The debate surrounded an application for a $1.2 million federal grant. But the real issue was whether to study the long-discussed but highly remote possibility of tearing down Interstate 275 north of downtown Tampa and replacing it with a street-level boulevard.
In the end, the boulevard concept stalled and likely is headed to the scrap heap..
The Hillsborough Transportation Planning Organization, elected and appointed officials overseeing transportation planning, killed the grant application Wednesday on an 11-5 vote. Three Tampa City Council members, Joseph Citro; Guido Maniscalco and Lynn Hurtak, dissented, as did Hillsborough County Commissioner Pat Kemp and School Board member Jessica Vaughn.
The planning board authorized applying for the federal Reconnecting Communities Pilot Program last year after its citizens advisory board had pushed the idea for several years. But the state’s transportation secretary for the Tampa Bay region, David Gwynn, said he was unaware of the grant proposal and raised objections to the application in December after being contacted by the Federal Highway Administration.
“It’s our road,” he said then. “I feel embarrassed to have to say to FHA, ‘No, we weren’t coordinated with. We don’t know.’”
The debate continued at the board’s Jan. 11 meeting.
“I don’t believe it’s ever going to come to a point that anyone is going to recommend tearing down I-275,” said Hillsborough Commissioner Harry Cohen.
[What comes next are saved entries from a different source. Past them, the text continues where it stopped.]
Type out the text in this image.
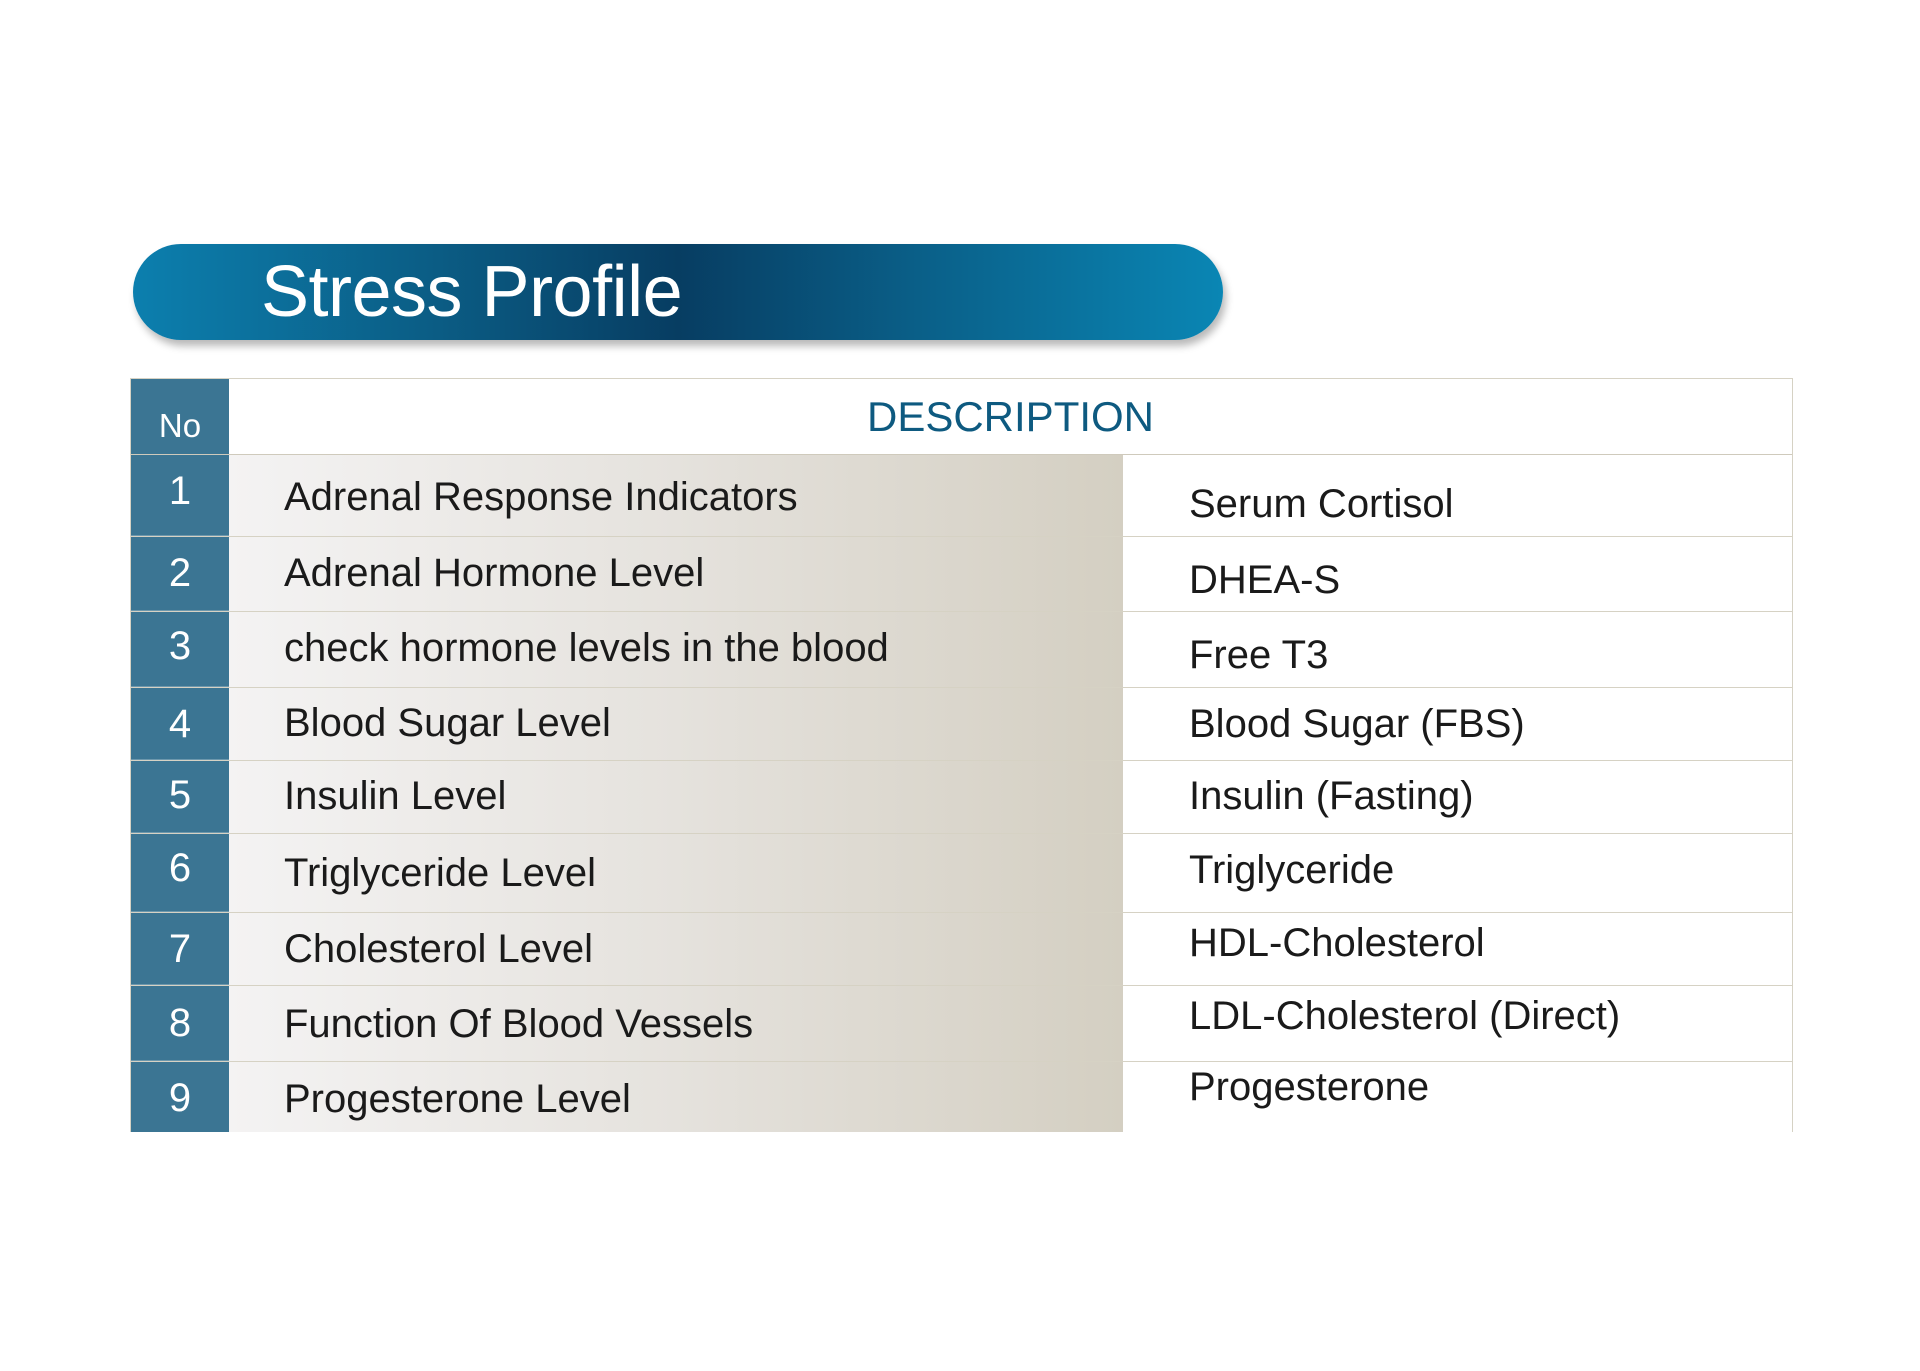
Stress Profile
No	DESCRIPTION
1	Adrenal Response Indicators	Serum Cortisol
2	Adrenal Hormone Level	DHEA-S
3	check hormone levels in the blood	Free T3
4	Blood Sugar Level	Blood Sugar (FBS)
5	Insulin Level	Insulin (Fasting)
6	Triglyceride Level	Triglyceride
7	Cholesterol Level	HDL-Cholesterol
8	Function Of Blood Vessels	LDL-Cholesterol (Direct)
9	Progesterone Level	Progesterone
Commissioner Gwen Myers, however, suggested it would be embarrassing to the county to receive the grant and then return it.
But, the board then called for another meeting Wednesday after it learned from the federal government that examining the teardown had to be included in the study. Several residents asked the panel to continue.
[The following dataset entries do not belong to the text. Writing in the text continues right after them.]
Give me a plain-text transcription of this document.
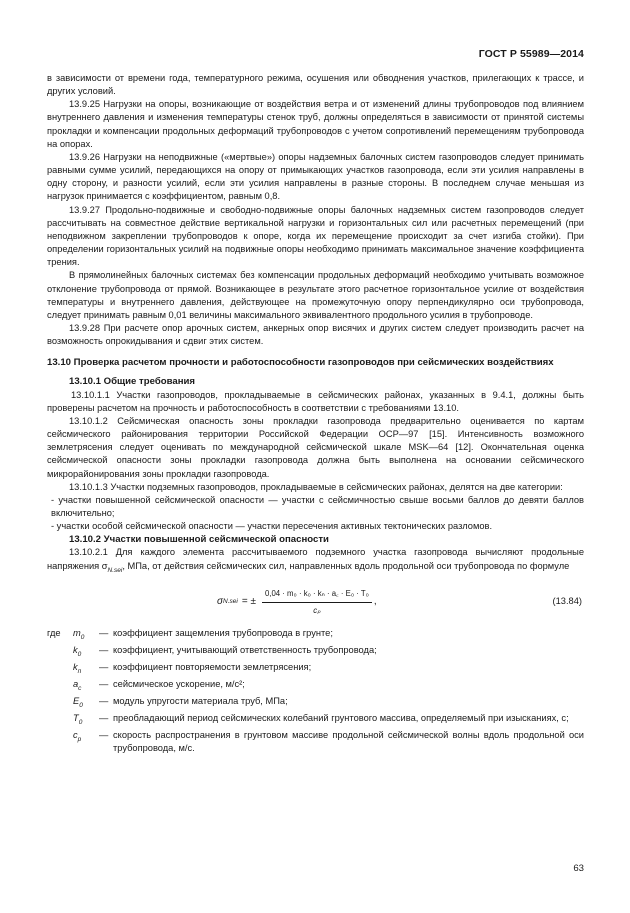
ГОСТ Р 55989—2014

в зависимости от времени года, температурного режима, осушения или обводнения участков, прилегающих к трассе, и других условий.

13.9.25 Нагрузки на опоры, возникающие от воздействия ветра и от изменений длины трубопроводов под влиянием внутреннего давления и изменения температуры стенок труб, должны определяться в зависимости от принятой системы прокладки и компенсации продольных деформаций трубопроводов с учетом сопротивлений перемещениям трубопровода на опорах.

13.9.26 Нагрузки на неподвижные («мертвые») опоры надземных балочных систем газопроводов следует принимать равными сумме усилий, передающихся на опору от примыкающих участков газопровода, если эти усилия направлены в одну сторону, и разности усилий, если эти усилия направлены в разные стороны. В последнем случае меньшая из нагрузок принимается с коэффициентом, равным 0,8.

13.9.27 Продольно-подвижные и свободно-подвижные опоры балочных надземных систем газопроводов следует рассчитывать на совместное действие вертикальной нагрузки и горизонтальных сил или расчетных перемещений (при неподвижном закреплении трубопроводов к опоре, когда их перемещение происходит за счет изгиба стойки). При определении горизонтальных усилий на подвижные опоры необходимо принимать максимальное значение коэффициента трения.

В прямолинейных балочных системах без компенсации продольных деформаций необходимо учитывать возможное отклонение трубопровода от прямой. Возникающее в результате этого расчетное горизонтальное усилие от воздействия температуры и внутреннего давления, действующее на промежуточную опору перпендикулярно оси трубопровода, следует принимать равным 0,01 величины максимального эквивалентного продольного усилия в трубопроводе.

13.9.28 При расчете опор арочных систем, анкерных опор висячих и других систем следует производить расчет на возможность опрокидывания и сдвиг этих систем.

13.10 Проверка расчетом прочности и работоспособности газопроводов при сейсмических воздействиях

13.10.1 Общие требования

13.10.1.1 Участки газопроводов, прокладываемые в сейсмических районах, указанных в 9.4.1, должны быть проверены расчетом на прочность и работоспособность в соответствии с требованиями 13.10.

13.10.1.2 Сейсмическая опасность зоны прокладки газопровода предварительно оценивается по картам сейсмического районирования территории Российской Федерации ОСР—97 [15]. Интенсивность возможного землетрясения следует оценивать по международной сейсмической шкале MSK—64 [12]. Окончательная оценка сейсмической опасности зоны прокладки газопровода должна быть выполнена на основании сейсмического микрорайонирования зоны прокладки газопровода.

13.10.1.3 Участки подземных газопроводов, прокладываемые в сейсмических районах, делятся на две категории:

- участки повышенной сейсмической опасности — участки с сейсмичностью свыше восьми баллов до девяти баллов включительно;

- участки особой сейсмической опасности — участки пересечения активных тектонических разломов.

13.10.2 Участки повышенной сейсмической опасности

13.10.2.1 Для каждого элемента рассчитываемого подземного участка газопровода вычисляют продольные напряжения $\sigma_{N.sei}$, МПа, от действия сейсмических сил, направленных вдоль продольной оси трубопровода по формуле

σ N.sei = ± $\frac{\text{0,04 · m₀ · k₀ · kₙ · a꜀ · E₀ · T₀}}{\text{cₚ}}$ ,	(13.84)
где	$m_0$	— коэффициент защемления трубопровода в грунте;
$k_0$	— коэффициент, учитывающий ответственность трубопровода;
$k_п$	— коэффициент повторяемости землетрясения;
$a_c$	— сейсмическое ускорение, м/с²;
$E_0$	— модуль упругости материала труб, МПа;
$T_0$	— преобладающий период сейсмических колебаний грунтового массива, определяемый при изысканиях, с;
$c_p$	— скорость распространения в грунтовом массиве продольной сейсмической волны вдоль продольной оси трубопровода, м/с.
63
Rick Fernandez, chairperson of the citizens advisory committee, seized on Myers’ prior comment.
“Seeking money through a federal program to help study and envision a new future for Tampa’s urban core, and the highway infrastructure it has supported for 60 years, is not a cause of embarrassment. On the contrary, the grant, if awarded, may help to reveal one or more bright spots on our transportation horizon: A way forward that does not involve more and wider roads bifurcating communities,” Fernandez said by email.
But, resident Jim Davison of New Tampa called tearing down the interstate “a fairy tale.”
Gwynn repeated his objections, noting the highway carries up to 180,000 vehicles daily, serves regional commuters and freight trucks from Port Tampa Bay and doubles as an emergency evacuation route. Knocking it down would mean “widening every other north-south road within miles of the highway,” he said.
Others argued that the study should be pursued because it would include ideas on how to enhance connectivity at highway overpasses.
“The people that are most affected … are the people that live along the interstate system,” said Citro. “In my opinion, every option needs to be explored. If we leave anything on the table, we have let the citizens, living alongside our interstate systems, down.”